Çukur dizisinde çalınan "Ya Sidi" şarkısıyla ülkemizde de geniş bir hayran kitlesine ulaşan Orange Blossom, bugün CSO Ada Ankara Ana Salon'da Türk dinleyicisi ile buluşacak. Elektronik müziği Orta Doğu ve Afrika müzik gelenekleri ile birleştirerek Doğu'nun geleneksel melodilerini elektronik bir soundla sunan Orange Blossom, bu kez Belçikalı-Tunuslu sanatçı Ghalia Benali gibi sıra dışı bir solist ile birlikte sahne alacak.
MÜZİĞİMİZDE SINIRLAR YOK
Elektronik müziği Orta Doğu ve Afrika müzik gelenekleri ile birleştirerek, doğunun geleneksel melodileriyle harmanlayan davulcu Meksikalı Carlos Robles Arenas, Fransa doğumlu ve eski bir punkçı olan keman sanatçısı Pierre Jean Chabot (PJ) Perküsyon'da Fatoma Dembele ve Gitar'da Leo Guerin oluşan Orange Blossom'a Ankara konserinde solist olarak Ghalia Benali eşlik edecek. Sanat kariyerine 1992 yılında şarkıcı, yazar, besteci, ressam ve oyuncu olarak başlayan Ghalia Benali, New York Times tarafından "kendi mitlerinin yaratıcısı" olarak tanımlanıyor. Grubun yepyeni albümü "Spells From The Drunken Sirens"elektro, Batı Afrika ve Küba poliritmleri, Arap ve Orta Doğu melodileri ve rock müziğin bir karışımını yansıtıyor. Arapça, İspanyolca, Fransızca şarkı sözleriyle süslenmiş albüm önceki gün dinleyici ile buluştu. Orange Blossom ile farklı tarzlarını, Türk müziği ve dinleyicisi hakkında konuştuk...

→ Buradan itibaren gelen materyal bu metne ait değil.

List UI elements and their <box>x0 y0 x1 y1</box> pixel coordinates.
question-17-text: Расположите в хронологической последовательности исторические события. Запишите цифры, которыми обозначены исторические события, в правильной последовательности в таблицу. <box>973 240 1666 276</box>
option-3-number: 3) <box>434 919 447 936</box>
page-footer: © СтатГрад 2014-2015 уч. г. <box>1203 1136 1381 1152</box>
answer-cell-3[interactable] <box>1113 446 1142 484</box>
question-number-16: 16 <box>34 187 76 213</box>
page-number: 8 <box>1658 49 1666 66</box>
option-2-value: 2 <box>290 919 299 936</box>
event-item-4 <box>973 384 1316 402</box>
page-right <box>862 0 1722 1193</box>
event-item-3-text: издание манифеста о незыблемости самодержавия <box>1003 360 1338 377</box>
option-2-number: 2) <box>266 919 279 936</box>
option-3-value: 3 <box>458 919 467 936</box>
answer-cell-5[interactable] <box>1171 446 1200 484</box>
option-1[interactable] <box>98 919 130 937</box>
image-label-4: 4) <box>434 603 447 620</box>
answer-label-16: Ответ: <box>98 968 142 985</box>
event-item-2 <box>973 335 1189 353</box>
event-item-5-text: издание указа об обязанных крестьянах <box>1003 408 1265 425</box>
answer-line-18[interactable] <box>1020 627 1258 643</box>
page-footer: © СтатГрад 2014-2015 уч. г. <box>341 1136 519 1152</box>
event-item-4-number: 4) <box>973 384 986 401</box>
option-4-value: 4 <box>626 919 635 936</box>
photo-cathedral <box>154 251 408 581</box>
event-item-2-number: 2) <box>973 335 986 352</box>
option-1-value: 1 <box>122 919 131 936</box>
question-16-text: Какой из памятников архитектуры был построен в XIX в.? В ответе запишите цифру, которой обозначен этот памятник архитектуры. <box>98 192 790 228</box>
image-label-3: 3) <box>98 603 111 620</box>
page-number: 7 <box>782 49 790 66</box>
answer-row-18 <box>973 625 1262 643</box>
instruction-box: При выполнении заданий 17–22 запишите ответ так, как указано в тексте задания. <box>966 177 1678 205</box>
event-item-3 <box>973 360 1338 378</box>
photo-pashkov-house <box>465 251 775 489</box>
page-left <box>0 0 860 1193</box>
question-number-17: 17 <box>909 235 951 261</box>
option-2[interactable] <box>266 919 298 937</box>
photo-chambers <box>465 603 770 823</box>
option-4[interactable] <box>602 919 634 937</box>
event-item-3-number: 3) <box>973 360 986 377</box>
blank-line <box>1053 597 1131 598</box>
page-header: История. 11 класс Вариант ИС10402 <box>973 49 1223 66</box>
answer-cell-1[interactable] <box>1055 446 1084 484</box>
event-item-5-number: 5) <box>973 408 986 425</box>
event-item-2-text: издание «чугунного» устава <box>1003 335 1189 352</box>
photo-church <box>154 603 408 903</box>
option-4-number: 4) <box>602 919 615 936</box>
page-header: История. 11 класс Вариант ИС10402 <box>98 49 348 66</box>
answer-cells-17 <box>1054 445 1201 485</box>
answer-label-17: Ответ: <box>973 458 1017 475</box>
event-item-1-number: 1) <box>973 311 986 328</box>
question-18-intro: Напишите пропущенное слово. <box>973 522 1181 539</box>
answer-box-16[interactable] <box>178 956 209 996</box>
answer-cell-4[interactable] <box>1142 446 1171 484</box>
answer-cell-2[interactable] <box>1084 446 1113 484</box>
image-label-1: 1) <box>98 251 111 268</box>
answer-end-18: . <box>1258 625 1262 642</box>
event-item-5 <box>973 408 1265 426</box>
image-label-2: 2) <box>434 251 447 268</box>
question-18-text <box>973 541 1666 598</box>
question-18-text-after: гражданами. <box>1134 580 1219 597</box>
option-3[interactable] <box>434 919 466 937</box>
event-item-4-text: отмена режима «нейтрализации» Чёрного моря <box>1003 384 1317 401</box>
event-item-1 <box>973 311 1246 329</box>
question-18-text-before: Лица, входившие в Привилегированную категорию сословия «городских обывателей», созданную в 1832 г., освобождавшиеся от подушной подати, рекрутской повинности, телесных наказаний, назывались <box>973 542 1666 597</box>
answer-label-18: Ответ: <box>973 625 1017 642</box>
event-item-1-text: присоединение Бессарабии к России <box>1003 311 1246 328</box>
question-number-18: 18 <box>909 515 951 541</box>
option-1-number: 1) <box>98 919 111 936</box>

- Orange Blossom, dünyadan farklı birçok müziği kendi müziği içinde harmanlıyor. Nedir sizin müziğinize ilham veren?
Temas ettiğimiz tüm müziklerden ilham alıyoruz. Geleneksel Arap müziği, soufi müziği, Farsça, Türkçe, Afrika ile özel bir bağımız var ama yeni albümde çok fazla Küba ve Portekiz de var. Sınırlar yok, müziğimizin en özel tarafı da bu.
- Şarkınız Ya Sidi ülkemizde çok izlenen Çukur dizisinde de kullanıldı. Sizin Türkiye ile olan ilişkiniz ve Türk Müziği hakkındaki düşünceleriniz neler?
Buradaki kültür zengin ve karmaşık, çok sayıda etkiye sahip büyük bir ülke. Türkiye'de olmayı seviyoruz ve aslında yeni albümümüzü bile Türkiye'de tasarladık ve yazdık diyebilirim. Dizide kullanılan şarkımızla da daha geniş bir hayran kitlesi kazandık. Bir ülkenin müziğinin ve geleneklerinin özünü gerçekten anlamak için o ülkede çok zaman geçirmemiz gerekiyor ama Türk Müziğini çok seviyoruz.
Doğu'nun geleneksel melodilerini elektronik bir soundla sunan Orange Blossom, bu kez Belçikalı-Tunuslu sanatçı Ghalia Benali ile birlikte sahne alacak. Şarkıcılığın yanında yazar, besteci, ressam ve oyuncu kimlikleriyle de ön plana çıkan Ghalia Benali, "kendi mitlerinin yaratıcısı" olarak tanımlanıyor.
BİR ÖZGÜRLÜK MESAJI
- Önceki gün son albümünüz "Spells From The Drunken Sirens"ı yayınladınız. Bu albümde nasıl bir Orange Blossom dinleyeceğiz?
Bu albüm, kökenimiz ne olursa olsun bunu başkalarıyla paylaşarak büyüyebileceğimizi söyleyen bir özgürlük mesajı. Bugün kendi içimize kapanıp duvarlar örüyoruz, bu üzücü ve bizi kültürel olarak fakirleştiriyor. Hepimizin basitçe "insan" olduğumuzu, dünyada hareket ettiğimizi, her zaman deneyimleyecek bir şeyler aradığımızı, neredeyse ne pahasına olursa olsun vurgulamak istedik.
- Ankara'da bizi nasıl bir repertuvar bekliyor, Türk dinleyicisine bir mesajınız var mı?
Şarkıların çoğu Türkiye'deyken tasarladığımız ve oluşturduğumuz yeni albümümüzden olacak. Bu şarkılar her zaman olduğu gibi Arapça, Farsça, Afrika tınılarının bir karışımı ve bu sefer Küba esintileri de var. Tabii ki, Türkiye'de en çok bilinenler de dahil olmak üzere önceki albümden şarkılarımızı da söyleyeceğiz.